After the Hijra, the native Arabs of Medina gradually converted to Islam, but the city's three Jewish tribes largely resisted conversion, and over time a friction developed between them and the Muslims. Among the Arabs, too, some of the men displaced by Mohammed's growing stature harbored a closely guarded resentment.

Meanwhile, the Quraysh tribe had not given up on assassinating Mohammed, even though he now lived 250 miles away. Not only did Quraysh leaders put a huge bounty of a hundred camels on Mohammed's head, they remained fixated on stamping out his whole community. To finance an assault on Medina, the wealthiest merchants of Mecca stepped up their trading expeditions. Mohammed countered by leading Muslims in raids on these Meccan caravans (which helped solve another problem the Meccan emigrants faced: how to support themselves now that they had lost their goods and businesses.)

After a year of these raids, the Meccans decided to raise the stakes. A thousand of them strapped on weapons and marched out to finish off the upstarts. The Muslims met them with a force of three hundred men at a place called Badr and defeated them soundly. The Qur'an mentions the battle of Badr as proof of Allah's ability to decide the outcome of any battle, no matter what the odds.

Mohammed never claimed supernatural powers. He never claimed the ability to raise the dead, walk on water, or make the blind to see. He only claimed to speak for God, and he didn't claim that every word out of his mouth was God talking. Sometimes it was just Mohammed talking. How could people tell when it was God and when it was Mohammed?

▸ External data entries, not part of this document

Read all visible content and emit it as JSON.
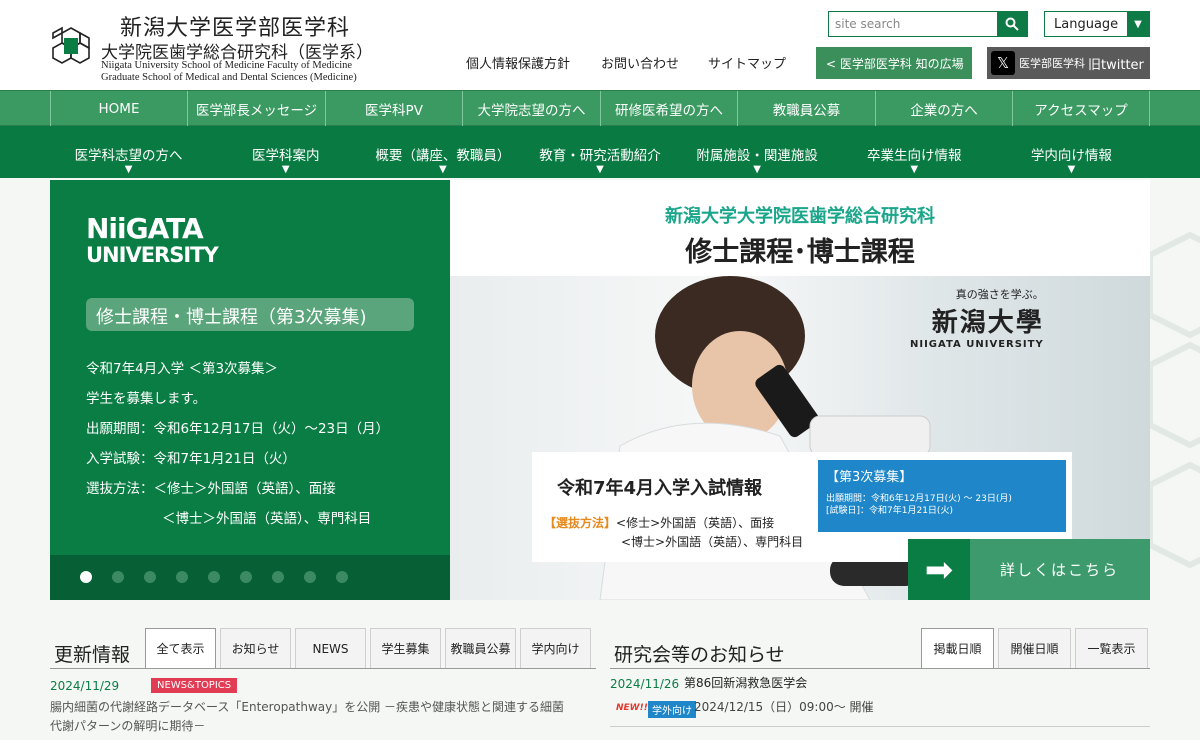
{
  "header": {
    "title_ja": "新潟大学医学部医学科",
    "subtitle_ja": "大学院医歯学総合研究科（医学系）",
    "title_en_1": "Niigata University School of Medicine Faculty of Medicine",
    "title_en_2": "Graduate School of Medical and Dental Sciences (Medicine)",
    "search_placeholder": "site search",
    "language_label": "Language",
    "util_links": [
      "個人情報保護方針",
      "お問い合わせ",
      "サイトマップ"
    ],
    "chisen_button": "<  医学部医学科 知の広場",
    "twitter_label": "医学部医学科",
    "twitter_suffix": "旧twitter"
  },
  "nav_primary": [
    "HOME",
    "医学部長メッセージ",
    "医学科PV",
    "大学院志望の方へ",
    "研修医希望の方へ",
    "教職員公募",
    "企業の方へ",
    "アクセスマップ"
  ],
  "nav_secondary": [
    "医学科志望の方へ",
    "医学科案内",
    "概要（講座、教職員）",
    "教育・研究活動紹介",
    "附属施設・関連施設",
    "卒業生向け情報",
    "学内向け情報"
  ],
  "slider": {
    "logo_line1": "NiiGATA",
    "logo_line2": "UNIVERSITY",
    "title": "修士課程・博士課程（第3次募集)",
    "lines": [
      "令和7年4月入学 ＜第3次募集＞",
      "学生を募集します。",
      "出願期間：令和6年12月17日（火）～23日（月）",
      "入学試験：令和7年1月21日（火）",
      "選抜方法：＜修士＞外国語（英語）、面接",
      "＜博士＞外国語（英語）、専門科目"
    ],
    "dot_count": 9,
    "active_dot": 0,
    "banner_heading": "新潟大学大学院医歯学総合研究科",
    "banner_title": "修士課程･博士課程",
    "nu_tagline": "真の強さを学ぶ。",
    "nu_name": "新潟大學",
    "nu_en": "NIIGATA UNIVERSITY",
    "info_title": "令和7年4月入学入試情報",
    "info_method_label": "【選抜方法】",
    "info_method_1": "<修士>外国語（英語）、面接",
    "info_method_2": "<博士>外国語（英語）、専門科目",
    "blue_title": "【第3次募集】",
    "blue_line1": "出願期間：令和6年12月17日(火) ～ 23日(月)",
    "blue_line2": "[試験日]：令和7年1月21日(火)",
    "more_label": "詳しくはこちら"
  },
  "news": {
    "title": "更新情報",
    "tabs": [
      "全て表示",
      "お知らせ",
      "NEWS",
      "学生募集",
      "教職員公募",
      "学内向け"
    ],
    "active_tab": 0,
    "items": [
      {
        "date": "2024/11/29",
        "tag": "NEWS&TOPICS",
        "text_1": "腸内細菌の代謝経路データベース「Enteropathway」を公開 －疾患や健康状態と関連する細菌",
        "text_2": "代謝パターンの解明に期待－"
      }
    ]
  },
  "study": {
    "title": "研究会等のお知らせ",
    "tabs": [
      "掲載日順",
      "開催日順",
      "一覧表示"
    ],
    "active_tab": 0,
    "items": [
      {
        "date": "2024/11/26",
        "title": "第86回新潟救急医学会",
        "new_badge": "NEW!!",
        "tag": "学外向け",
        "when": "2024/12/15（日）09:00～ 開催"
      }
    ]
  },
  "colors": {
    "brand_green": "#0a7d45",
    "nav_green": "#3a9a62",
    "news_tag": "#e23b54",
    "info_blue": "#1f87c9"
  }
}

At the time, apparently, it was obvious. Today's Muslims have a special way of vocalizing the Qur'an called qira'ut. It's a sound quite unlike any other made by the human voice. It's musical, but it isn't singing. It's incantatory, but it isn't chanting. It invokes emotion even in someone who doesn't understand the words. Every person who performs qira'ut does so differently, but every recitation feels like an imitation or intimation or interpretation of some powerful original. When Mohammed delivered the Qur'an, he must have done so in this penetrating and emotional voice. When people heard the Qur'an from Mohammed, they were not just listening to words but experiencing an emotional force. Perhaps this is why Muslims insist that no translation of the Qur'an is the Qur'an. The true Qur'an is the whole package, indivisible: the words and their meanings, yes, but also the very sounds, even the look of the lettering when the Qur'an is in written form. To Muslims, it wasn't Mohammed the person but the Qur'an coming through Mohammed that was converting people.

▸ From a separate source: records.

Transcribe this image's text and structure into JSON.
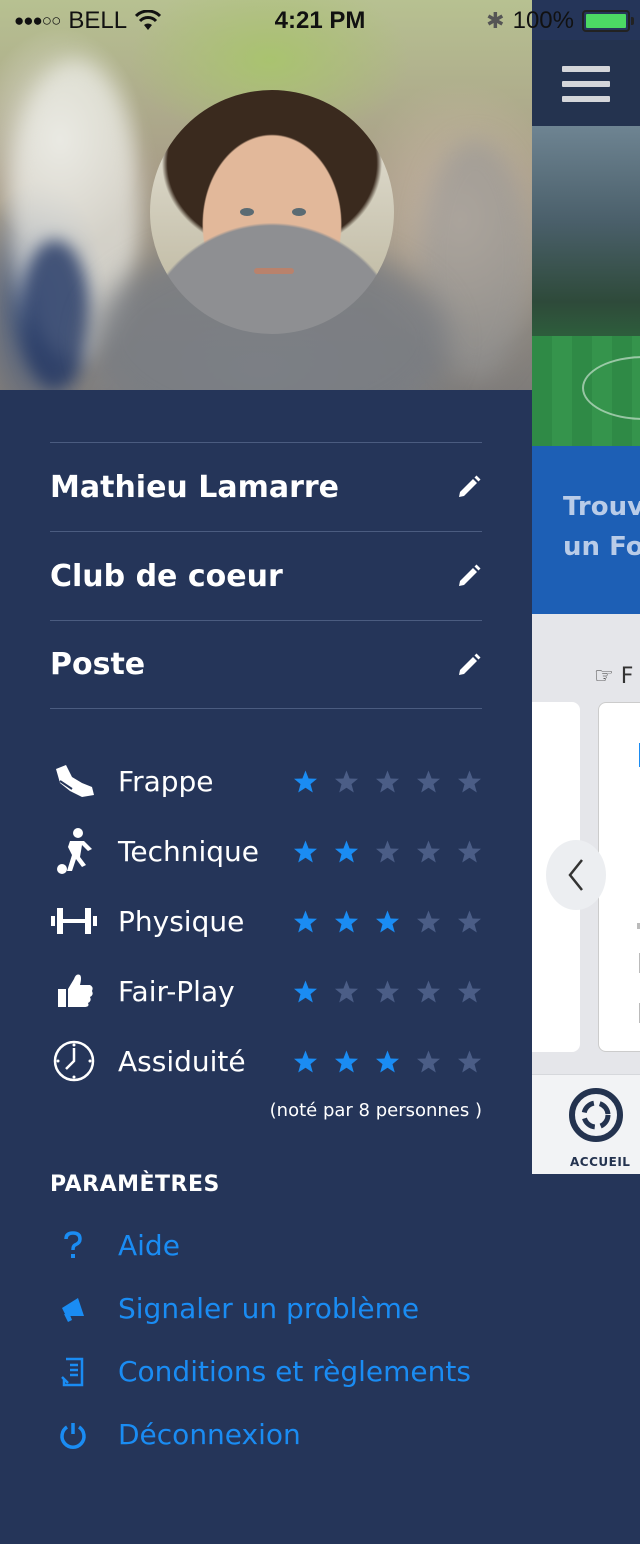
{
  "status_bar": {
    "signal": "●●●○○",
    "carrier": "BELL",
    "time": "4:21 PM",
    "battery": "100%",
    "battery_color": "#4cd964"
  },
  "profile": {
    "fields": [
      {
        "label": "Mathieu Lamarre",
        "icon": "pencil-icon"
      },
      {
        "label": "Club de coeur",
        "icon": "pencil-icon"
      },
      {
        "label": "Poste",
        "icon": "pencil-icon"
      }
    ]
  },
  "ratings": {
    "items": [
      {
        "label": "Frappe",
        "icon": "football-boot-icon",
        "stars": 1,
        "max": 5
      },
      {
        "label": "Technique",
        "icon": "player-kick-icon",
        "stars": 2,
        "max": 5
      },
      {
        "label": "Physique",
        "icon": "dumbbell-icon",
        "stars": 3,
        "max": 5
      },
      {
        "label": "Fair-Play",
        "icon": "thumbs-up-icon",
        "stars": 1,
        "max": 5
      },
      {
        "label": "Assiduité",
        "icon": "clock-icon",
        "stars": 3,
        "max": 5
      }
    ],
    "rated_by": "(noté par 8 personnes )",
    "star_active_color": "#1a8cf3",
    "star_inactive_color": "#4b5d86"
  },
  "settings": {
    "title": "PARAMÈTRES",
    "items": [
      {
        "label": "Aide",
        "icon": "question-icon"
      },
      {
        "label": "Signaler un problème",
        "icon": "megaphone-icon"
      },
      {
        "label": "Conditions et règlements",
        "icon": "document-icon"
      },
      {
        "label": "Déconnexion",
        "icon": "power-icon"
      }
    ],
    "accent_color": "#1a8cf3"
  },
  "background": {
    "promo_line1": "Trouv",
    "promo_line2": "un Fo",
    "find_text": "F",
    "tab_label": "ACCUEIL"
  },
  "colors": {
    "drawer_bg": "#253559",
    "divider": "#4b5c80"
  }
}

One other factor attracted people to the community and inspired them to believe Mohammed's claims. In this part of the world, small-scale warfare was endemic, as it seems to be in any area populated by many small nomadic tribes among whom trading blends into raiding (such as North America's eastern woodlands before Columbus arrived, or the Great Plains shortly after). Add the Arabian tradition of blood feuds lasting for generations, add also the tapestry of fragile tribal alliances that marked the peninsula at this time, and you have a world seething with constant, ubiquitous violence.

Wherever Mohammed took over, he instructed people to live in peace with one another, and the converts did. By no means did he tell Muslims to eschew violence, for this community never hesitated to defend itself. Muslims still engaged in warfare, just not against one another; they expended their aggressive energy fighting the relentless outside threat to their survival. Those who joined the Umma immediately entered Dar al-Islam, which means "the realm of submission (to God)" but also, by implication, "the realm of peace." Everyone else was living out there in Dar al-Harb, the realm of war. Those who joined the Umma didn't have to watch their backs anymore, not with their fellow Muslims.